Minnesota Statutes
Chapter 238 — Cable Communications
Section 238.083 — Sale Or Transfer Of Franchise.

Subdivision 1. Fundamental corporate change defined. For purposes of this section, "fundamental corporate change" means the sale or transfer of a majority of a corporation's assets; merger, including a parent and its subsidiary corporation; consolidation; or creation of a subsidiary corporation.
Subd. 2. Written approval of franchising authority. A sale or transfer of a franchise, including a sale or transfer by means of a fundamental corporate change, requires the written approval of the franchising authority. The parties to the sale or transfer of a franchise shall make a written request to the franchising authority for its approval of the sale or transfer.
Subd. 3. [Repealed, 2004 c 261 art 7 s 29]

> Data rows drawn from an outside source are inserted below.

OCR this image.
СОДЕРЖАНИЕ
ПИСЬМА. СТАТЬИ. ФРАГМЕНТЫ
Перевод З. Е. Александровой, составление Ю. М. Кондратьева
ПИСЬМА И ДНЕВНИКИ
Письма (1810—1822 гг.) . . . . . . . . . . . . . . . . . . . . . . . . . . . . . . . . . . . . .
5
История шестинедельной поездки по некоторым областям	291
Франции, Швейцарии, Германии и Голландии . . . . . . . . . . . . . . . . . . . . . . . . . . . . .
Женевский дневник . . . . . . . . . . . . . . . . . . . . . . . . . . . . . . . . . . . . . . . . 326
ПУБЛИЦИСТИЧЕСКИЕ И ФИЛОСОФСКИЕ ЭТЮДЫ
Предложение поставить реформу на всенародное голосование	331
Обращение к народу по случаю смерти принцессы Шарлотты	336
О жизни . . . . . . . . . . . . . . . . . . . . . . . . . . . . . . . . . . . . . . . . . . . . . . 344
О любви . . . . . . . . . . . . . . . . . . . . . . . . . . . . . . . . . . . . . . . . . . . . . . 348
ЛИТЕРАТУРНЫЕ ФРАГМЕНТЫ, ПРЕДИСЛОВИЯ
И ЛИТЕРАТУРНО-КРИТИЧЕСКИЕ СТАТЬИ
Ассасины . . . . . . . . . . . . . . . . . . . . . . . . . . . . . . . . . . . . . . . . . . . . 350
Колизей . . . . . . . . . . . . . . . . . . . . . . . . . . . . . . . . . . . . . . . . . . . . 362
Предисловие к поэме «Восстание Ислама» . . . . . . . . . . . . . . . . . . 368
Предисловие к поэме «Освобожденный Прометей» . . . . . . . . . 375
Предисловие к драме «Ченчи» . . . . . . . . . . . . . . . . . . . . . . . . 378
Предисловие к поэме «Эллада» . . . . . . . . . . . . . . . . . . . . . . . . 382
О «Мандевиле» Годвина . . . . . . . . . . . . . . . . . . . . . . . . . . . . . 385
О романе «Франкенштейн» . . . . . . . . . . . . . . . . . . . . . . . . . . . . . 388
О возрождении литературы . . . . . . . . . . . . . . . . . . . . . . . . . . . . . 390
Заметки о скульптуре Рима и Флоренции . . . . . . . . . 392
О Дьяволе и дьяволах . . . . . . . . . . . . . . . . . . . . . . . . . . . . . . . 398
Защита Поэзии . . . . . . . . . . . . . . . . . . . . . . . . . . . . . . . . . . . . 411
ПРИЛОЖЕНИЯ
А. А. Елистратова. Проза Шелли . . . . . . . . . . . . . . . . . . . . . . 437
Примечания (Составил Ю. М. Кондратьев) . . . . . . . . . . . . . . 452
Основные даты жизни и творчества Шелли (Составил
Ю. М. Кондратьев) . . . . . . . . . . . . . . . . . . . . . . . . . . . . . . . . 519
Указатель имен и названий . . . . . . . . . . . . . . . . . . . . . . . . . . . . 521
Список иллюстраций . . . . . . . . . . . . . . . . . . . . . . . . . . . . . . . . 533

Subd. 4. Approval or denial of transfer request. The franchising authority shall approve or deny in writing the sale or transfer request. The approval must not be unreasonably withheld.
Subd. 5. [Repealed, 2004 c 261 art 7 s 29]
Subd. 6. Transfer of stock; controlling interest defined. Sale or transfer of stock in a corporation so as to create a new controlling interest in a cable communication system is subject to the requirements of this section.
The term "controlling interest" as used herein is not limited to majority stock ownership, but includes actual working control in whatever manner exercised.